Ho, ho, hello!
I think it’s about time I took some of my own advice. If you read one of my most recent posts about how to save spoons over Christmas , you’ll know I said it was important to ask do I really need to do the thing? And be compassionate to yourself. Those are things I haven’t exactly been doing myself.
In the past week we’ve been in the process of moving house (we couldn’t renew thanks to covid destroying the events industry overnight). So, for the time being we’ve move in with family, while other member have taken some of our stuff into storage, helped us out etc. Physically and emotionally it’s been draining.
I initially planned to have most of my Blogmas content written nice and early so I did’t have to much to think about – now it’s the 13th December, I’ve missed 2 days and I was feeling rather shit about myself. I’ve kept my head above water in 2020 just about but now I feel absolutely battered.
While I was worrying that I wasn’t posting I had to stop myself, why was this one of the things I was beating myself up over? Actually, there’s a lot of things on the list I should probably stop being mean to myself about because no matter what depression tells me, most of the time it’s not actually my fault. Global pandemic? Not my fault. Work being tricky because there’s less of it. Also not my fault. Having to leave home because of the implications of said pandemic – you guessed it. Not my fault.

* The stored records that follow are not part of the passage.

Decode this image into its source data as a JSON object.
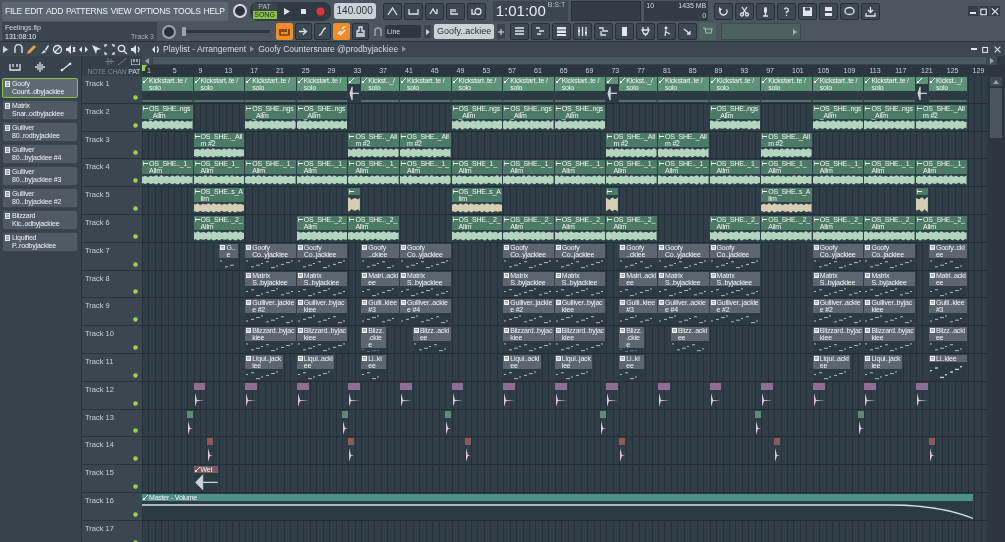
{
  "menu": [
    "FILE",
    "EDIT",
    "ADD",
    "PATTERNS",
    "VIEW",
    "OPTIONS",
    "TOOLS",
    "HELP"
  ],
  "transport": {
    "modes": [
      {
        "label": "PAT",
        "selected": false
      },
      {
        "label": "SONG",
        "selected": true
      }
    ],
    "tempo": "140.000",
    "time": "1:01:00",
    "time_format": "B:S:T"
  },
  "performance": {
    "cpu": "10",
    "memory": "1435 MB",
    "polyphony": "0"
  },
  "project": {
    "file": "Feelings.flp",
    "length": "131:08:10",
    "hint": "Track 3"
  },
  "snap": "Line",
  "pattern": "Goofy..ackiee",
  "playlist": {
    "title": "Playlist - Arrangement",
    "pattern": "Goofy Countersnare @prodbyjackiee",
    "header_labels": [
      "NOTE",
      "CHAN",
      "PAT"
    ],
    "ruler": [
      "1",
      "5",
      "9",
      "13",
      "17",
      "21",
      "25",
      "29",
      "33",
      "37",
      "41",
      "45",
      "49",
      "53",
      "57",
      "61",
      "65",
      "69",
      "73",
      "77",
      "81",
      "85",
      "89",
      "93",
      "97",
      "101",
      "105",
      "109",
      "113",
      "117",
      "121",
      "125",
      "129"
    ]
  },
  "channels": [
    {
      "label": "Goofy Count..dbyjackiee",
      "selected": true
    },
    {
      "label": "Matrix Snar..odbyjackiee",
      "selected": false
    },
    {
      "label": "Gulliver 80..rodbyjackiee",
      "selected": false
    },
    {
      "label": "Gulliver 80...byjackiee #4",
      "selected": false
    },
    {
      "label": "Gulliver 80...byjackiee #3",
      "selected": false
    },
    {
      "label": "Gulliver 80...byjackiee #2",
      "selected": false
    },
    {
      "label": "Blizzard Kic..odbyjackiee",
      "selected": false
    },
    {
      "label": "Liquified P..rodbyjackiee",
      "selected": false
    }
  ],
  "tracks": [
    {
      "name": "Track 1",
      "kind": "automation",
      "color": "#5e9378",
      "clips": [
        {
          "label": "Kickstart..te / solo"
        },
        {
          "label": "Kickstart..te / solo"
        },
        {
          "label": "Kickstart..te / solo"
        },
        {
          "label": "Kickstart..te / solo"
        },
        {
          "label": "Kickst.._/ solo"
        },
        {
          "label": "Kickstart..te / solo"
        },
        {
          "label": "Kickstart..te / solo"
        },
        {
          "label": "Kickstart..te / solo"
        },
        {
          "label": "Kickstart..te / solo"
        },
        {
          "label": "Kickst.._/ solo"
        },
        {
          "label": "Kickstart..te / solo"
        },
        {
          "label": "Kickstart..te / solo"
        },
        {
          "label": "Kickstart..te / solo"
        },
        {
          "label": "Kickstart..te / solo"
        },
        {
          "label": "Kickstart..te / solo"
        },
        {
          "label": "Kickst.._/ solo"
        }
      ]
    },
    {
      "name": "Track 2",
      "kind": "audio",
      "color": "#b4d4c0",
      "clips": [
        {
          "label": "OS_SHE..ngs_Allm"
        },
        {
          "label": "OS_SHE..ngs_Allm"
        },
        {
          "label": "OS_SHE..ngs_Allm"
        },
        {
          "label": "OS_SHE..ngs_Allm"
        },
        {
          "label": "OS_SHE..ngs_Allm"
        },
        {
          "label": "OS_SHE..ngs_Allm"
        },
        {
          "label": "OS_SHE..ngs_Allm"
        },
        {
          "label": "OS_SHE..ngs_Allm"
        },
        {
          "label": "OS_SHE..ngs_Allm"
        },
        {
          "label": "OS_SHE.._Allm #2"
        }
      ]
    },
    {
      "name": "Track 3",
      "kind": "audio",
      "color": "#b4d4c0",
      "clips": [
        {
          "label": "OS_SHE.._Allm #2"
        },
        {
          "label": "OS_SHE.._Allm #2"
        },
        {
          "label": "OS_SHE.._Allm #2"
        },
        {
          "label": "OS_SHE.._Allm #2"
        },
        {
          "label": "OS_SHE.._Allm #2"
        },
        {
          "label": "OS_SHE.._Allm #2"
        }
      ]
    },
    {
      "name": "Track 4",
      "kind": "audio",
      "color": "#b4d4c0",
      "clips": [
        {
          "label": "OS_SHE.._1_Allm"
        },
        {
          "label": "OS_SHE_1_Allm"
        },
        {
          "label": "OS_SHE.._1_Allm"
        },
        {
          "label": "OS_SHE.._1_Allm"
        },
        {
          "label": "OS_SHE.._1_Allm"
        },
        {
          "label": "OS_SHE.._1_Allm"
        },
        {
          "label": "OS_SHE_1_Allm"
        },
        {
          "label": "OS_SHE.._1_Allm"
        },
        {
          "label": "OS_SHE.._1_Allm"
        },
        {
          "label": "OS_SHE.._1_Allm"
        },
        {
          "label": "OS_SHE.._1_Allm"
        },
        {
          "label": "OS_SHE.._1_Allm"
        },
        {
          "label": "OS_SHE_1_Allm"
        },
        {
          "label": "OS_SHE.._1_Allm"
        },
        {
          "label": "OS_SHE.._1_Allm"
        },
        {
          "label": "OS_SHE.._1_Allm"
        }
      ]
    },
    {
      "name": "Track 5",
      "kind": "audio",
      "color": "#d6cdb2",
      "clips": [
        {
          "label": "OS_SHE..s_Allm"
        },
        {
          "label": "OS_SHE..s_Allm"
        },
        {
          "label": "OS_SHE..s_Allm"
        }
      ]
    },
    {
      "name": "Track 6",
      "kind": "audio",
      "color": "#b4d4c0",
      "clips": [
        {
          "label": "OS_SHE.._2_Allm"
        },
        {
          "label": "OS_SHE.._2_Allm"
        },
        {
          "label": "OS_SHE.._2_Allm"
        },
        {
          "label": "OS_SHE.._2_Allm"
        },
        {
          "label": "OS_SHE.._2_Allm"
        },
        {
          "label": "OS_SHE.._2_Allm"
        },
        {
          "label": "OS_SHE.._2_Allm"
        },
        {
          "label": "OS_SHE.._2_Allm"
        },
        {
          "label": "OS_SHE.._2_Allm"
        },
        {
          "label": "OS_SHE.._2_Allm"
        },
        {
          "label": "OS_SHE.._2_Allm"
        },
        {
          "label": "OS_SHE.._2_Allm"
        }
      ]
    },
    {
      "name": "Track 7",
      "kind": "pattern",
      "color": "#5c6670",
      "clips": [
        {
          "label": "G..e"
        },
        {
          "label": "Goofy Co..yjackiee"
        },
        {
          "label": "Goofy Co..jackiee"
        },
        {
          "label": "Goofy ..ckiee"
        },
        {
          "label": "Goofy Co..yjackiee"
        },
        {
          "label": "Goofy Co..yjackiee"
        },
        {
          "label": "Goofy Co..jackiee"
        },
        {
          "label": "Goofy ..ckiee"
        },
        {
          "label": "Goofy Co..yjackiee"
        },
        {
          "label": "Goofy Co..jackiee"
        },
        {
          "label": "Goofy Co..yjackiee"
        },
        {
          "label": "Goofy Co..jackiee"
        },
        {
          "label": "Goofy..ckiee"
        }
      ]
    },
    {
      "name": "Track 8",
      "kind": "pattern",
      "color": "#5c6670",
      "clips": [
        {
          "label": "Matrix S..byjackiee"
        },
        {
          "label": "Matrix S..byjackiee"
        },
        {
          "label": "Matri..ackiee"
        },
        {
          "label": "Matrix S..byjackiee"
        },
        {
          "label": "Matrix S..byjackiee"
        },
        {
          "label": "Matrix S..byjackiee"
        },
        {
          "label": "Matri..ackiee"
        },
        {
          "label": "Matrix S..byjackiee"
        },
        {
          "label": "Matrix S..byjackiee"
        },
        {
          "label": "Matrix S..byjackiee"
        },
        {
          "label": "Matrix S..byjackiee"
        },
        {
          "label": "Matri..ackiee"
        }
      ]
    },
    {
      "name": "Track 9",
      "kind": "pattern",
      "color": "#5c6670",
      "clips": [
        {
          "label": "Gulliver..jackiee #2"
        },
        {
          "label": "Gulliver..byjackiee"
        },
        {
          "label": "Gulli..kiee #3"
        },
        {
          "label": "Gulliver..ackiee #4"
        },
        {
          "label": "Gulliver..jackiee #2"
        },
        {
          "label": "Gulliver..byjackiee"
        },
        {
          "label": "Gulli..kiee #3"
        },
        {
          "label": "Gulliver..ackiee #4"
        },
        {
          "label": "Gulliver..jackiee #2"
        },
        {
          "label": "Gulliver..ackiee #2"
        },
        {
          "label": "Gulliver..byjackiee"
        },
        {
          "label": "Gulli..kiee #3"
        }
      ]
    },
    {
      "name": "Track 10",
      "kind": "pattern",
      "color": "#5c6670",
      "clips": [
        {
          "label": "Blizzard..byjackiee"
        },
        {
          "label": "Blizzard..byjackiee"
        },
        {
          "label": "Blizz..ckiee"
        },
        {
          "label": "Blizz..ackiee"
        },
        {
          "label": "Blizzard..byjackiee"
        },
        {
          "label": "Blizzard..byjackiee"
        },
        {
          "label": "Blizz..ckiee"
        },
        {
          "label": "Blizz..ackiee"
        },
        {
          "label": "Blizzard..byjackiee"
        },
        {
          "label": "Blizzard..byjackiee"
        },
        {
          "label": "Blizz..ackiee"
        }
      ]
    },
    {
      "name": "Track 11",
      "kind": "pattern",
      "color": "#5c6670",
      "clips": [
        {
          "label": "Liqui..jackiee"
        },
        {
          "label": "Liqui..ackiee"
        },
        {
          "label": "Li..kiee"
        },
        {
          "label": "Liqui..ackiee"
        },
        {
          "label": "Liqui..jackiee"
        },
        {
          "label": "Li..kiee"
        },
        {
          "label": "Liqui..ackiee"
        },
        {
          "label": "Liqui..jackiee"
        },
        {
          "label": "Li..kiee"
        }
      ]
    },
    {
      "name": "Track 12",
      "kind": "oneshot",
      "color": "#8e6e92"
    },
    {
      "name": "Track 13",
      "kind": "oneshot",
      "color": "#5f8a78"
    },
    {
      "name": "Track 14",
      "kind": "oneshot",
      "color": "#8e5a58"
    },
    {
      "name": "Track 15",
      "kind": "automation",
      "color": "#7a5a62",
      "clips": [
        {
          "label": "Wet"
        }
      ]
    },
    {
      "name": "Track 16",
      "kind": "automation",
      "color": "#4e8f86",
      "clips": [
        {
          "label": "Master - Volume"
        }
      ]
    },
    {
      "name": "Track 17"
    }
  ]
}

I guess I’m writing this because I know there will be other people out there who are stressed. Who feel like everything is their fault and they could have done better or tried harder. That there are others who will fight anyone who makes their friends and family feel less but are their absolute worst critic.
Here’s the thing, no one is going to die if I don’t write a blog post. A terrible thing isn’t going to happen if I don’t post every day in Blogmas. Basically, I’m trying to give myself a break – which I don’t do often enough.
I hope if you’re reading this and are feeling the same way then it might bring you a little comfort to know you’re not alone.